Bu ifadeler karşılığında; bizde tıpkı Prof. Dr. Bingür Sönmez ve diğer birçok kişi gibi Evet, Atatürk düşmanları kesinlikle ruh hastasıdır ve tedaviye muhtaçtırlar diyoruz. Şu işe bakın; bu milletin bütçesinden maaş alan Tunceli Belediye Başkanı, hükümetin bütün Türkiye sathında başlatmış olduğu duble yol çalışmasının Tunceli ayağını, yeni bir Kürt katliamının ön çalışmaları olarak nitelendirirken, aynı şekilde maaş alan bir bayan milletvekili Üzerimizden ordular geçti! diyor. Bayan milletvekilinin de dahil olduğu insanların üzerinden hangi ordunun ne amaçla ve nasıl geçtiğini ve bu ordunun sayısını elbette bilmiyoruz! Ancak Türk Ordusunun geçmediği kesindir. DTPli Ziya Halisin söyledikleri ise tam da Ermenilerin öteden beri dile getirdikleri propagandalardan birisidir.

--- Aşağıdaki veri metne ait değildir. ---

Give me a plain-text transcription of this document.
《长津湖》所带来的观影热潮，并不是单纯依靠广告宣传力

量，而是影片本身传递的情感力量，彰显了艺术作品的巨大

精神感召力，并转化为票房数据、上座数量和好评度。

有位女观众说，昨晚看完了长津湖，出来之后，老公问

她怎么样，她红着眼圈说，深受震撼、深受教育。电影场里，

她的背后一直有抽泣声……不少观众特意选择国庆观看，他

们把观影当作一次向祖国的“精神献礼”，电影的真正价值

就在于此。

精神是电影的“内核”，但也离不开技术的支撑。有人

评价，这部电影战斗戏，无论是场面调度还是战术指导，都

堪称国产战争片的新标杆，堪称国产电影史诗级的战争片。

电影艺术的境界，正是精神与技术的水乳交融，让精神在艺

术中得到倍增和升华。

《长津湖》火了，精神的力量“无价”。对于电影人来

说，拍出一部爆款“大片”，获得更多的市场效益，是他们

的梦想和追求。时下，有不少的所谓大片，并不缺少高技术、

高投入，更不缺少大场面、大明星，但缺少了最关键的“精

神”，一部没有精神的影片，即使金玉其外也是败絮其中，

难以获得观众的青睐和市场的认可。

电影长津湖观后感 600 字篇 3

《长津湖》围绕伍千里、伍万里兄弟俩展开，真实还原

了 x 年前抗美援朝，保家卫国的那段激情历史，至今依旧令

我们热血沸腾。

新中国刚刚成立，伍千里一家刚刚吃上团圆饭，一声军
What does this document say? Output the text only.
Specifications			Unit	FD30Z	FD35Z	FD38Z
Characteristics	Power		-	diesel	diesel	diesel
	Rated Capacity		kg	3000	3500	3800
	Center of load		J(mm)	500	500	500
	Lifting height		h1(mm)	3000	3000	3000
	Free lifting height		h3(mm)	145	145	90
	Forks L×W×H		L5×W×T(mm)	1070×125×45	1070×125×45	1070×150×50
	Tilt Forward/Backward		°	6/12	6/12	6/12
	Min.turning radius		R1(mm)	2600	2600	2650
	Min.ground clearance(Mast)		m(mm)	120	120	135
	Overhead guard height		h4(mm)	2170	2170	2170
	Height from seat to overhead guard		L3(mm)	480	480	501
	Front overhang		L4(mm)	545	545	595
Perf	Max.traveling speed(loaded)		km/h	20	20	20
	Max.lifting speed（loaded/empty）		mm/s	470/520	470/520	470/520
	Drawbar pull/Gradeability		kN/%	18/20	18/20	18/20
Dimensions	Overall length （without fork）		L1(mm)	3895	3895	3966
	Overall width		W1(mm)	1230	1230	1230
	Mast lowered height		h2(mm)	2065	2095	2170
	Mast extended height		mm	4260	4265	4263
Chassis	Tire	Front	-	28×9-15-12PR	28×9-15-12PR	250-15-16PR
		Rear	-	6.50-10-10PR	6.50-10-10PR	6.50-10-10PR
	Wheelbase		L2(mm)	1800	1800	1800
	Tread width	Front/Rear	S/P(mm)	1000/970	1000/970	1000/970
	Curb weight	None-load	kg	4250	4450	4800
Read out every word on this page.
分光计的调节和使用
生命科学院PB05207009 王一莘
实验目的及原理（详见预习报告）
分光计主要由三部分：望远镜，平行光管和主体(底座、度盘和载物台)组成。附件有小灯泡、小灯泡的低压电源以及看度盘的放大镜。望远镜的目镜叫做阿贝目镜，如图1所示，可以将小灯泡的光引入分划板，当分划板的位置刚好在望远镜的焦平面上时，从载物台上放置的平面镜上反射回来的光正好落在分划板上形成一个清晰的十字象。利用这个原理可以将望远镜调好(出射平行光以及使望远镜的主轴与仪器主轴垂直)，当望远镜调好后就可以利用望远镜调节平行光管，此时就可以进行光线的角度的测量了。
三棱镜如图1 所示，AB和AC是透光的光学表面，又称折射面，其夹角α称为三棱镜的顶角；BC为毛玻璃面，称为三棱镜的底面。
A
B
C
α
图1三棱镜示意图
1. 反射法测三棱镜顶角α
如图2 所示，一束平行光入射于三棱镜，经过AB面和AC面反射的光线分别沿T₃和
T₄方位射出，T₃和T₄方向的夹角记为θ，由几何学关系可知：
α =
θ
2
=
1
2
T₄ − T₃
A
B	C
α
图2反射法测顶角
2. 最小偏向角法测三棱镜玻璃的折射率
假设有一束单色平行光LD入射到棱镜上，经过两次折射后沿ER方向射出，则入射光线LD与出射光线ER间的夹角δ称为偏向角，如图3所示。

Eski parlamenter Abdülilah Fırat ve Prof. Dr. Yusuf Halaçoğluna karşı çıkanların kulakları çınlasın ve yukarıdaki sözler kendilerine kapak olsun. Çünkü onlar da hemen hemen Hilda Çobayanın söylediklerini dile getiriyor ve Osmanlı devrinde yüzlerce Ermeni köyünün ve on binlerce Ermeninin muhtelif maksatlarla din değiştirip Kürtleştiklerini söylüyorlardı.
Aysel Tuğlukun Üzerimizden ordular geçti lafını duyunca ister istemez aklımıza ancak affınıza sığınarak anlatabileceğim şu fıkra gelmiş bulunuyor:
Köyün delişmen tabiatlı kızını komşu köyden bir delikanlıyla evlendirmişler. Deli kız gelin olmuş gidiyormuş. Köyden çıktıktan sonra düğün alayı gelinin köyünden bir çobana rastlamış. Çoban, düğün alayını ve atın üzerinde gelin giden deli kızı görünce yolun kenarına dikilmiş ve kendi kendisine söylenmiş;
-Bizim deli kız da gelin oldu. Şu Allahın işine bak
Düğün alayından bir delikanlı güya çobana hava basarcasına cevap vermiş;
-Bizim oğlan akşam onu akıllandırır!
Lafın altında kalmak istemeyen bizim çoban hemen cevabı yapıştırmış;
-Hadi canım sende. Bizim köyün delikanlılarının yıllardır akıllandıramadığı deli kızı sizin oğlan tek başına mı akıllandıracak!?